The period contrast decay in contrast fluid in the time-density curves provides an insight in the presence of regurgitation. Only when regurgitation is present, the time-density curve from the aorta shows a period decay of contrast fluid. Furthermore, a period signal within the left ventricular is present in case of aortic regurgitation.

Therefore on at least the aortic time-density curve a Fast Fourier Transform is calculated. Per time-density curve the complex magnitude of frequencies corresponding to the cardiac cycle is calculated, by computing the integral using the composite trapezoid method as described in Michael R. King, Nipa A. Mody, "Numerical and Statistical Methods for Bioengineering: applications in MATLAB", chapter 6, ISBN 9780521871587, Cambridge University Press, 201 1 .

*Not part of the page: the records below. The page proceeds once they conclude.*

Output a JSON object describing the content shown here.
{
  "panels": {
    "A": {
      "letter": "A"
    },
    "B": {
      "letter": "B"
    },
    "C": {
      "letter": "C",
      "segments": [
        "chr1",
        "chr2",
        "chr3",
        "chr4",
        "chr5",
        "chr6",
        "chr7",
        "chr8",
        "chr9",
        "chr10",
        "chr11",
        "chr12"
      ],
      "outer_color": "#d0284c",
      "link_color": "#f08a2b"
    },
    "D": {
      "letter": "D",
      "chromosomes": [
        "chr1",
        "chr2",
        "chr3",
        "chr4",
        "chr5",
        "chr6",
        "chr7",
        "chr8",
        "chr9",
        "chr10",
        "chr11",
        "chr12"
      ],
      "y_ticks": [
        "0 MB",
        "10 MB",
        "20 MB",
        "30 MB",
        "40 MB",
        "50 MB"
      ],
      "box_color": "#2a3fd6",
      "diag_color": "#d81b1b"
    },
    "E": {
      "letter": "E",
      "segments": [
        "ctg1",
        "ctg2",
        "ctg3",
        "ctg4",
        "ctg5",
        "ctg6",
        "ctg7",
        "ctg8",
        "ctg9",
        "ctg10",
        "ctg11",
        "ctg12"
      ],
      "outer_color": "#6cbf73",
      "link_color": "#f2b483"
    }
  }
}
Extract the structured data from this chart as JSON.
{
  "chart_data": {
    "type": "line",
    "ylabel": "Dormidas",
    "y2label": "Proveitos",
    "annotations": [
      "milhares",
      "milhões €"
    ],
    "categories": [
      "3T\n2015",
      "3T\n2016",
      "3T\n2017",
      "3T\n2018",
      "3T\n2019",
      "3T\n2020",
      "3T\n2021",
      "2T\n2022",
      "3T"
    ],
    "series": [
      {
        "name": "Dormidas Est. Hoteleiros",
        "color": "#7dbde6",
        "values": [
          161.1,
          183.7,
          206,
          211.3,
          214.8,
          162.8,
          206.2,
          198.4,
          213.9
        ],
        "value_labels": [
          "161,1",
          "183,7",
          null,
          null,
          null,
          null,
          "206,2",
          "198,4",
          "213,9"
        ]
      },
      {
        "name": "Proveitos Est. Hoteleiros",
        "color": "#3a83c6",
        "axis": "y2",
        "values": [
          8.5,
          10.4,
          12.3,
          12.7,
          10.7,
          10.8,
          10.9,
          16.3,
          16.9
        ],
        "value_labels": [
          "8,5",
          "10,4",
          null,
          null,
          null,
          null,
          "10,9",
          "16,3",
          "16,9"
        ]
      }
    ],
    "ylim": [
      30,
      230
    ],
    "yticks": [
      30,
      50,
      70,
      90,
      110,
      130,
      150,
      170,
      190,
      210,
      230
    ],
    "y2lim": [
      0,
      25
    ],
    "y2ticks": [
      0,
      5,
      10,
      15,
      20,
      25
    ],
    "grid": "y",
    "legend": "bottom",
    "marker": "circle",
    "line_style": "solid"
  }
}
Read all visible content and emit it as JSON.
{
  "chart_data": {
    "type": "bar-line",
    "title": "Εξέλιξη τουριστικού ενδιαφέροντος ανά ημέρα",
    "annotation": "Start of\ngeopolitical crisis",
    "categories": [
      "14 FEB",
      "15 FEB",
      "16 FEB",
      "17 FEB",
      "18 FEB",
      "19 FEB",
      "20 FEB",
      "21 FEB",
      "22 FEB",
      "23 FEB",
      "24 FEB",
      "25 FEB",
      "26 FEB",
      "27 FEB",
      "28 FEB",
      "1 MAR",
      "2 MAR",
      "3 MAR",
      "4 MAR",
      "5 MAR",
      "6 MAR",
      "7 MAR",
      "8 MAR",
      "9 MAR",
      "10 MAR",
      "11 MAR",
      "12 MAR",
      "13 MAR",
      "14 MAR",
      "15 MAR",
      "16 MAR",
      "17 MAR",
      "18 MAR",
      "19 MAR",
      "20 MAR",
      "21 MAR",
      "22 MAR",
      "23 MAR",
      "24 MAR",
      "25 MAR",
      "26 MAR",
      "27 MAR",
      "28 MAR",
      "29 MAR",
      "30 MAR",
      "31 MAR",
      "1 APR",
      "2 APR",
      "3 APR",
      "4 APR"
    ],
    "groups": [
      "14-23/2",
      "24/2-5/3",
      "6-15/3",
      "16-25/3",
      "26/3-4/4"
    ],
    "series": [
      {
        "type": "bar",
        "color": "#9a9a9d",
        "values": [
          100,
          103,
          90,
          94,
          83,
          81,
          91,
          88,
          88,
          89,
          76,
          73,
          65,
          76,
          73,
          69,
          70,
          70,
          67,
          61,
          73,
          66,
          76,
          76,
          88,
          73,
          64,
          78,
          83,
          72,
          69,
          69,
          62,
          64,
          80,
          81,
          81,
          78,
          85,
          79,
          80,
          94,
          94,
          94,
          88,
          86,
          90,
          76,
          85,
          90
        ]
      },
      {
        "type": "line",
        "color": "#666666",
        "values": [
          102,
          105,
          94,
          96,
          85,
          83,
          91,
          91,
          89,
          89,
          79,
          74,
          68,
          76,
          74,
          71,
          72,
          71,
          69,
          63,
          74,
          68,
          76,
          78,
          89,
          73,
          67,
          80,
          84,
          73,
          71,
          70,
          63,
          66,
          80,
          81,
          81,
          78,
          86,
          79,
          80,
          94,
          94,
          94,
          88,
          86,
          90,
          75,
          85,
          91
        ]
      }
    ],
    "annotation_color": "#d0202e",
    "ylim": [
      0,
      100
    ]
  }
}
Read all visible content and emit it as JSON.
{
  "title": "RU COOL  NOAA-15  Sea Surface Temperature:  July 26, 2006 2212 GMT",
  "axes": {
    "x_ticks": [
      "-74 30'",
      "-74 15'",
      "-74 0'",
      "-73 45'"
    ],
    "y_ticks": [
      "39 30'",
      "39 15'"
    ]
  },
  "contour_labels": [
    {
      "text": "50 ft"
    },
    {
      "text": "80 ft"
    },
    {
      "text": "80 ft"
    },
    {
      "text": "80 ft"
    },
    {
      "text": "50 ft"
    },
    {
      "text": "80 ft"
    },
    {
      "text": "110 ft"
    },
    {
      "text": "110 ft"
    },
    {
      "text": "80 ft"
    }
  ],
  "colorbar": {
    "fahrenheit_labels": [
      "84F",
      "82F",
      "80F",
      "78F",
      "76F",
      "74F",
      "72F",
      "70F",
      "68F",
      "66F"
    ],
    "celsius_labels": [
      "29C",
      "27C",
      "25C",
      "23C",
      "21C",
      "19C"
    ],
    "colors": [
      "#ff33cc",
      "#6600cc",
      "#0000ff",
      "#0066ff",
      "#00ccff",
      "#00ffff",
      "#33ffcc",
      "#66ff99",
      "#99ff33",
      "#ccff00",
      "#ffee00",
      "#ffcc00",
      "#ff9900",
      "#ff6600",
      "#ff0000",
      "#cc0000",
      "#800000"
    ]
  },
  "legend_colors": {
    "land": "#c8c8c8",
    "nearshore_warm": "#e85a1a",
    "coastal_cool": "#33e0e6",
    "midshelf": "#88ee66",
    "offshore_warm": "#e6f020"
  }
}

The total quantification weighs the values mentioned above and generates a quantitative regurgitation parameter as output. Fig. 13 shows an example in which the regurgitation within the left ventricle is visualized by means of a 2D colour map, combining the results as shown in Fig. 12 with its spatial position related to the left ventricle. The regurgitant flow can, in fact, be visualized by means of a colour map obtained by the time intensity curves and/or parameters related to such time intensity curves. This can be achieved, for example, by computing within each pixel within the left ventricle, the integral of the time density curve scaled to the reference. In the given example, the basal region shows more regurgitation compared to the apical region of the left ventricle. This way of presenting the outcome of the method of the present invention is very powerful. Regurgitation maps can, in fact, be displayed overlaid, for example by varying the opacity, with the input images or with related images, either registered or not, such as those obtained from a different imaging modality, thus providing an immediate overview of insufficiency. Regurgitation maps can be presented statically, for example, as the total integral of the time density curve scaled to the reference or dynamically, for example, by displaying the sub integral of the time density curve related to the frame being viewed. The representation of time-density curves as colour maps can obviously be achieved independently from any parameter determination and thus numeric indication of insufficiency according to the present invention.